Standards Development

Scope

This document establishes the general requirements and test methods for vanadium flow battery stacks. The test items mainly include appearance, internal leakage, external leakage, insulation resistance, characteristic charging curve, characteristic discharging curve, rated power, rated energy efficiency, high temperature storage performance, low temperature storage performance, heat shock strength, vibration, collision impact, external short-circuit. The general requirements includes the working environment, equipment accuracy, warning and caution signs, inspection rules(routine test and type test), packaging, transport, and storage of the stacks.

This standard is applicable to stacks of vanadium flow batteries.

Purpose

Due to the accelerated expansion of renewable energies worldwide, the demand for stationary electrochemical energy storage systems, long duration energy storage in particular, is increasing. One of the most important technologies is flow batteries, which have seen an accelerated expansion of systems with installed capacities of up to more than 2 GWh, especially in the last three years. Today, the vanadium flow battery (VFB) is the most important representative with the largest number of commercial and demonstration installations. Now VFB has been developed to numerous MWh-100MWh class energy storage demonstrations.

As a result, companies are now spread all over the world and are mainly located in China, Germany, Austria, Japan, USA, Canada, Spain, Italy, Australia, India, Korea, South Africa and other Countries. Due to the rapidly increasing demand for VFBs and thus the increasing demand for the core component - stack, which is the power unit of the flow batteries. The stack offers the electrochemical reaction site during charging/discharging, which ultimately determines the stack’s performance, e.g. the power, the energy efficiency and reliability. The characteristics (e.g.charge-discharge performance, safety, enironmental adaptation, reliability) of stacks correlate closely to the quality of flow battery system (FBS) and flow battery energy system (FBES). The stack is independent of the electrolyte, and now can be expressed solely as standard products for the system assembly. Thus, a large number of stack production plants with over GW/ year was installed, and more than 10GW capacity production line are currently under construction or in planning all over the world.

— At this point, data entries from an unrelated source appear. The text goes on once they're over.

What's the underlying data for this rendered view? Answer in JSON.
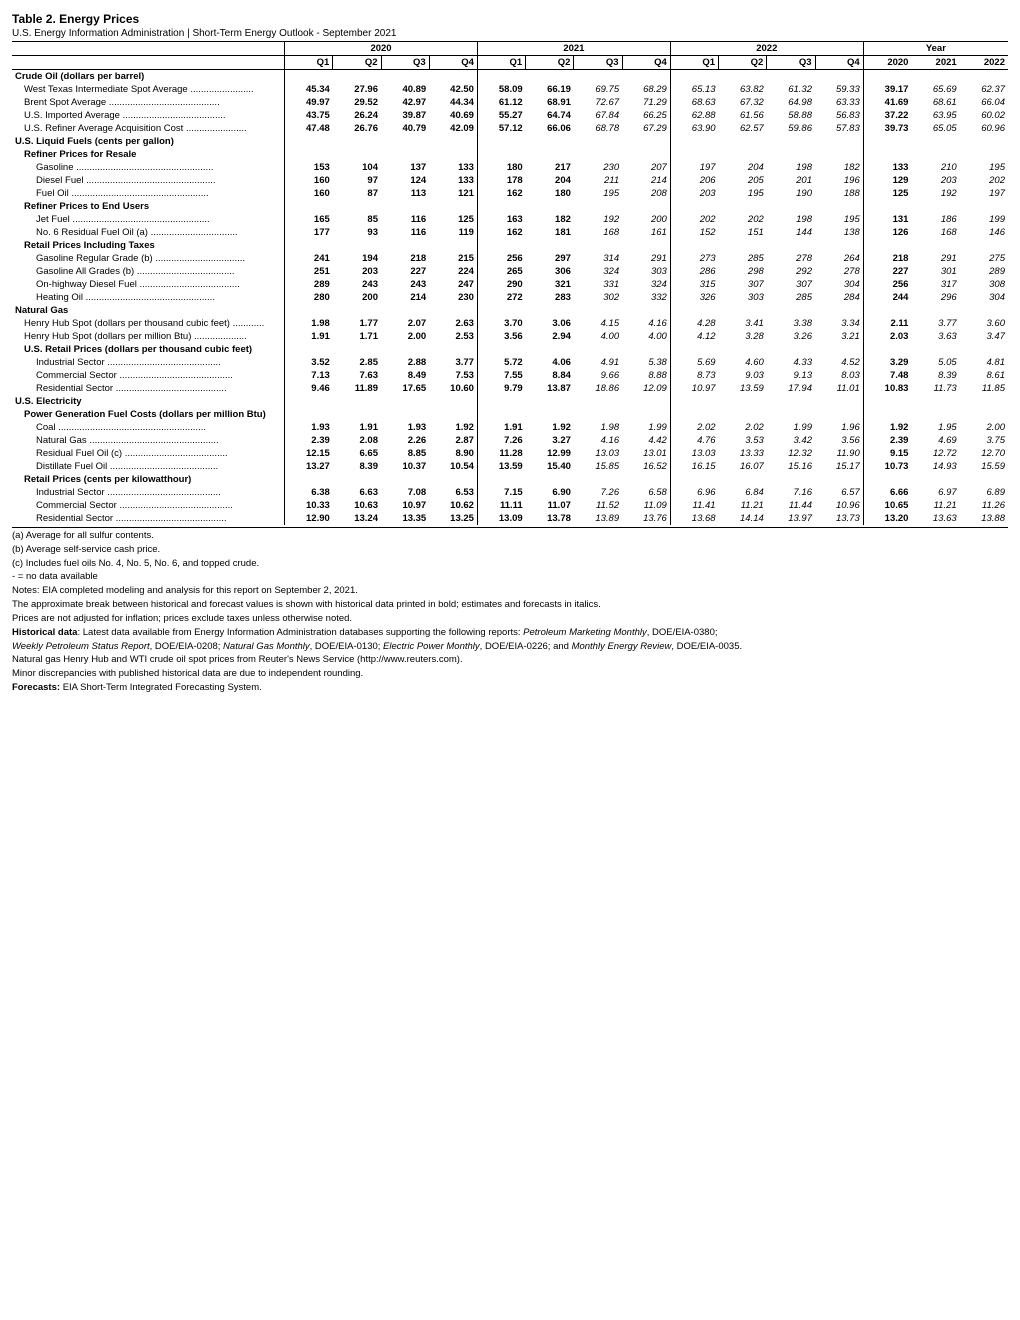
{
  "title": "Table 2.  Energy Prices",
  "subtitle": "U.S. Energy Information Administration  |  Short-Term Energy Outlook - September 2021",
  "year_headers": [
    "2020",
    "2021",
    "2022",
    "Year"
  ],
  "subcol_headers": [
    "Q1",
    "Q2",
    "Q3",
    "Q4",
    "Q1",
    "Q2",
    "Q3",
    "Q4",
    "Q1",
    "Q2",
    "Q3",
    "Q4",
    "2020",
    "2021",
    "2022"
  ],
  "rows": [
    {
      "type": "section",
      "label": "Crude Oil (dollars per barrel)"
    },
    {
      "type": "data",
      "label": "West Texas Intermediate Spot Average",
      "indent": 1,
      "dots": true,
      "vals": [
        "45.34",
        "27.96",
        "40.89",
        "42.50",
        "58.09",
        "66.19",
        "69.75",
        "68.29",
        "65.13",
        "63.82",
        "61.32",
        "59.33",
        "39.17",
        "65.69",
        "62.37"
      ]
    },
    {
      "type": "data",
      "label": "Brent Spot Average",
      "indent": 1,
      "dots": true,
      "vals": [
        "49.97",
        "29.52",
        "42.97",
        "44.34",
        "61.12",
        "68.91",
        "72.67",
        "71.29",
        "68.63",
        "67.32",
        "64.98",
        "63.33",
        "41.69",
        "68.61",
        "66.04"
      ]
    },
    {
      "type": "data",
      "label": "U.S. Imported Average",
      "indent": 1,
      "dots": true,
      "vals": [
        "43.75",
        "26.24",
        "39.87",
        "40.69",
        "55.27",
        "64.74",
        "67.84",
        "66.25",
        "62.88",
        "61.56",
        "58.88",
        "56.83",
        "37.22",
        "63.95",
        "60.02"
      ]
    },
    {
      "type": "data",
      "label": "U.S. Refiner Average Acquisition Cost",
      "indent": 1,
      "dots": true,
      "vals": [
        "47.48",
        "26.76",
        "40.79",
        "42.09",
        "57.12",
        "66.06",
        "68.78",
        "67.29",
        "63.90",
        "62.57",
        "59.86",
        "57.83",
        "39.73",
        "65.05",
        "60.96"
      ]
    },
    {
      "type": "section",
      "label": "U.S. Liquid Fuels (cents per gallon)"
    },
    {
      "type": "subhead",
      "label": "Refiner Prices for Resale",
      "indent": 1
    },
    {
      "type": "data",
      "label": "Gasoline",
      "indent": 2,
      "dots": true,
      "vals": [
        "153",
        "104",
        "137",
        "133",
        "180",
        "217",
        "230",
        "207",
        "197",
        "204",
        "198",
        "182",
        "133",
        "210",
        "195"
      ]
    },
    {
      "type": "data",
      "label": "Diesel Fuel",
      "indent": 2,
      "dots": true,
      "vals": [
        "160",
        "97",
        "124",
        "133",
        "178",
        "204",
        "211",
        "214",
        "206",
        "205",
        "201",
        "196",
        "129",
        "203",
        "202"
      ]
    },
    {
      "type": "data",
      "label": "Fuel Oil",
      "indent": 2,
      "dots": true,
      "vals": [
        "160",
        "87",
        "113",
        "121",
        "162",
        "180",
        "195",
        "208",
        "203",
        "195",
        "190",
        "188",
        "125",
        "192",
        "197"
      ]
    },
    {
      "type": "subhead",
      "label": "Refiner Prices to End Users",
      "indent": 1
    },
    {
      "type": "data",
      "label": "Jet Fuel",
      "indent": 2,
      "dots": true,
      "vals": [
        "165",
        "85",
        "116",
        "125",
        "163",
        "182",
        "192",
        "200",
        "202",
        "202",
        "198",
        "195",
        "131",
        "186",
        "199"
      ]
    },
    {
      "type": "data",
      "label": "No. 6 Residual Fuel Oil (a)",
      "indent": 2,
      "dots": true,
      "vals": [
        "177",
        "93",
        "116",
        "119",
        "162",
        "181",
        "168",
        "161",
        "152",
        "151",
        "144",
        "138",
        "126",
        "168",
        "146"
      ]
    },
    {
      "type": "subhead",
      "label": "Retail Prices Including Taxes",
      "indent": 1
    },
    {
      "type": "data",
      "label": "Gasoline Regular Grade (b)",
      "indent": 2,
      "dots": true,
      "vals": [
        "241",
        "194",
        "218",
        "215",
        "256",
        "297",
        "314",
        "291",
        "273",
        "285",
        "278",
        "264",
        "218",
        "291",
        "275"
      ]
    },
    {
      "type": "data",
      "label": "Gasoline All Grades (b)",
      "indent": 2,
      "dots": true,
      "vals": [
        "251",
        "203",
        "227",
        "224",
        "265",
        "306",
        "324",
        "303",
        "286",
        "298",
        "292",
        "278",
        "227",
        "301",
        "289"
      ]
    },
    {
      "type": "data",
      "label": "On-highway Diesel Fuel",
      "indent": 2,
      "dots": true,
      "vals": [
        "289",
        "243",
        "243",
        "247",
        "290",
        "321",
        "331",
        "324",
        "315",
        "307",
        "307",
        "304",
        "256",
        "317",
        "308"
      ]
    },
    {
      "type": "data",
      "label": "Heating Oil",
      "indent": 2,
      "dots": true,
      "vals": [
        "280",
        "200",
        "214",
        "230",
        "272",
        "283",
        "302",
        "332",
        "326",
        "303",
        "285",
        "284",
        "244",
        "296",
        "304"
      ]
    },
    {
      "type": "section",
      "label": "Natural Gas"
    },
    {
      "type": "data",
      "label": "Henry Hub Spot (dollars per thousand cubic feet)",
      "indent": 1,
      "dots": true,
      "vals": [
        "1.98",
        "1.77",
        "2.07",
        "2.63",
        "3.70",
        "3.06",
        "4.15",
        "4.16",
        "4.28",
        "3.41",
        "3.38",
        "3.34",
        "2.11",
        "3.77",
        "3.60"
      ]
    },
    {
      "type": "data",
      "label": "Henry Hub Spot (dollars per million Btu)",
      "indent": 1,
      "dots": true,
      "vals": [
        "1.91",
        "1.71",
        "2.00",
        "2.53",
        "3.56",
        "2.94",
        "4.00",
        "4.00",
        "4.12",
        "3.28",
        "3.26",
        "3.21",
        "2.03",
        "3.63",
        "3.47"
      ]
    },
    {
      "type": "subhead",
      "label": "U.S. Retail Prices (dollars per thousand cubic feet)",
      "indent": 1
    },
    {
      "type": "data",
      "label": "Industrial Sector",
      "indent": 2,
      "dots": true,
      "vals": [
        "3.52",
        "2.85",
        "2.88",
        "3.77",
        "5.72",
        "4.06",
        "4.91",
        "5.38",
        "5.69",
        "4.60",
        "4.33",
        "4.52",
        "3.29",
        "5.05",
        "4.81"
      ]
    },
    {
      "type": "data",
      "label": "Commercial Sector",
      "indent": 2,
      "dots": true,
      "vals": [
        "7.13",
        "7.63",
        "8.49",
        "7.53",
        "7.55",
        "8.84",
        "9.66",
        "8.88",
        "8.73",
        "9.03",
        "9.13",
        "8.03",
        "7.48",
        "8.39",
        "8.61"
      ]
    },
    {
      "type": "data",
      "label": "Residential Sector",
      "indent": 2,
      "dots": true,
      "vals": [
        "9.46",
        "11.89",
        "17.65",
        "10.60",
        "9.79",
        "13.87",
        "18.86",
        "12.09",
        "10.97",
        "13.59",
        "17.94",
        "11.01",
        "10.83",
        "11.73",
        "11.85"
      ]
    },
    {
      "type": "section",
      "label": "U.S. Electricity"
    },
    {
      "type": "subhead",
      "label": "Power Generation Fuel Costs (dollars per million Btu)",
      "indent": 1
    },
    {
      "type": "data",
      "label": "Coal",
      "indent": 2,
      "dots": true,
      "vals": [
        "1.93",
        "1.91",
        "1.93",
        "1.92",
        "1.91",
        "1.92",
        "1.98",
        "1.99",
        "2.02",
        "2.02",
        "1.99",
        "1.96",
        "1.92",
        "1.95",
        "2.00"
      ]
    },
    {
      "type": "data",
      "label": "Natural Gas",
      "indent": 2,
      "dots": true,
      "vals": [
        "2.39",
        "2.08",
        "2.26",
        "2.87",
        "7.26",
        "3.27",
        "4.16",
        "4.42",
        "4.76",
        "3.53",
        "3.42",
        "3.56",
        "2.39",
        "4.69",
        "3.75"
      ]
    },
    {
      "type": "data",
      "label": "Residual Fuel Oil (c)",
      "indent": 2,
      "dots": true,
      "vals": [
        "12.15",
        "6.65",
        "8.85",
        "8.90",
        "11.28",
        "12.99",
        "13.03",
        "13.01",
        "13.03",
        "13.33",
        "12.32",
        "11.90",
        "9.15",
        "12.72",
        "12.70"
      ]
    },
    {
      "type": "data",
      "label": "Distillate Fuel Oil",
      "indent": 2,
      "dots": true,
      "vals": [
        "13.27",
        "8.39",
        "10.37",
        "10.54",
        "13.59",
        "15.40",
        "15.85",
        "16.52",
        "16.15",
        "16.07",
        "15.16",
        "15.17",
        "10.73",
        "14.93",
        "15.59"
      ]
    },
    {
      "type": "subhead",
      "label": "Retail Prices (cents per kilowatthour)",
      "indent": 1
    },
    {
      "type": "data",
      "label": "Industrial Sector",
      "indent": 2,
      "dots": true,
      "vals": [
        "6.38",
        "6.63",
        "7.08",
        "6.53",
        "7.15",
        "6.90",
        "7.26",
        "6.58",
        "6.96",
        "6.84",
        "7.16",
        "6.57",
        "6.66",
        "6.97",
        "6.89"
      ]
    },
    {
      "type": "data",
      "label": "Commercial Sector",
      "indent": 2,
      "dots": true,
      "vals": [
        "10.33",
        "10.63",
        "10.97",
        "10.62",
        "11.11",
        "11.07",
        "11.52",
        "11.09",
        "11.41",
        "11.21",
        "11.44",
        "10.96",
        "10.65",
        "11.21",
        "11.26"
      ]
    },
    {
      "type": "data",
      "label": "Residential Sector",
      "indent": 2,
      "dots": true,
      "vals": [
        "12.90",
        "13.24",
        "13.35",
        "13.25",
        "13.09",
        "13.78",
        "13.89",
        "13.76",
        "13.68",
        "14.14",
        "13.97",
        "13.73",
        "13.20",
        "13.63",
        "13.88"
      ]
    }
  ],
  "col_styles": [
    "hist",
    "hist",
    "hist",
    "hist",
    "hist",
    "hist",
    "fcst",
    "fcst",
    "fcst",
    "fcst",
    "fcst",
    "fcst",
    "hist",
    "fcst",
    "fcst"
  ],
  "group_end_cols": [
    3,
    7,
    11
  ],
  "footnotes": [
    "(a) Average for all sulfur contents.",
    "(b) Average self-service cash price.",
    "(c) Includes fuel oils No. 4, No. 5, No. 6, and topped crude.",
    "- = no data available",
    "Notes: EIA completed modeling and analysis for this report on September 2, 2021.",
    "The approximate break between historical and forecast values is shown with historical data printed in bold; estimates and forecasts in italics.",
    "Prices are not adjusted for inflation; prices exclude taxes unless otherwise noted.",
    "<b>Historical data</b>: Latest data available from Energy Information Administration databases supporting the following reports: <i>Petroleum Marketing Monthly</i>, DOE/EIA-0380;",
    "<i>Weekly Petroleum Status Report</i>, DOE/EIA-0208; <i>Natural Gas Monthly</i>, DOE/EIA-0130; <i>Electric Power Monthly</i>, DOE/EIA-0226; and <i>Monthly Energy Review</i>, DOE/EIA-0035.",
    "Natural gas Henry Hub and WTI crude oil spot prices from Reuter's News Service (http://www.reuters.com).",
    "Minor discrepancies with published historical data are due to independent rounding.",
    "<b>Forecasts:</b> EIA Short-Term Integrated Forecasting System."
  ]
}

Standardised stacks lead to a standardization of production results, higher availability and better quality, as well as increased trust in stack producers and battery manufacturers and thus bring about reduced cost and higher reliability for the FBS and FBES. In this context, the three standards IEC 62932-1:2020, IEC-62932- 2-1:2020 and IEC 62932-2-2:2020 have already been developed and published, covering general aspects, test methods and safety aspects of FBES. Although some items on stacks have been involved in the issued standards: IEC-62932-2-1:2020 offered the determination of input/output power (chapter 6.2 and 6.3) and energy efficiency (chapter 6.4) for the FBS or FBES, while not for the stacks which don’t have BSS, BMS or fluid circulation system; IEC-62932-2-2:2020 offered the determination of external short-circuit, heat shock strength and leakage for the stacks (Annex B), there is still large deficiency for efficiently specifying the qualification of stacks during circulation. As the physical property: appearance, insulation resistance; fundamental property: charge-discharge performance, rated power, energy efficiency; enironmental adaptation: high and low temperature storage performance; trasporting aspects: vibration, collision impact; and other aspects: signs, storage, packaging of a product, are missing in the issued IEC 62932 series standards.

Therefore, the standard of VFB stack shall include not only the above aspects, but also require a more comprehensive and exclusive consideration, is urgently needed for the high-quality circulation of stacks and hence widely application of VFB systems. This standard shall match with IEC 62932 or reference the related items at the greatest extent.

In opinion of the National Energy Administration, National Standardization Technical Committee for Fuel Cells and Flow Batteries (NEA, SAC/TC23), a standard regarding ‘General requirements and test methods of vanadium flow battery stack’ is therefore necessary due to the importance of the topic and the reasons mentioned above.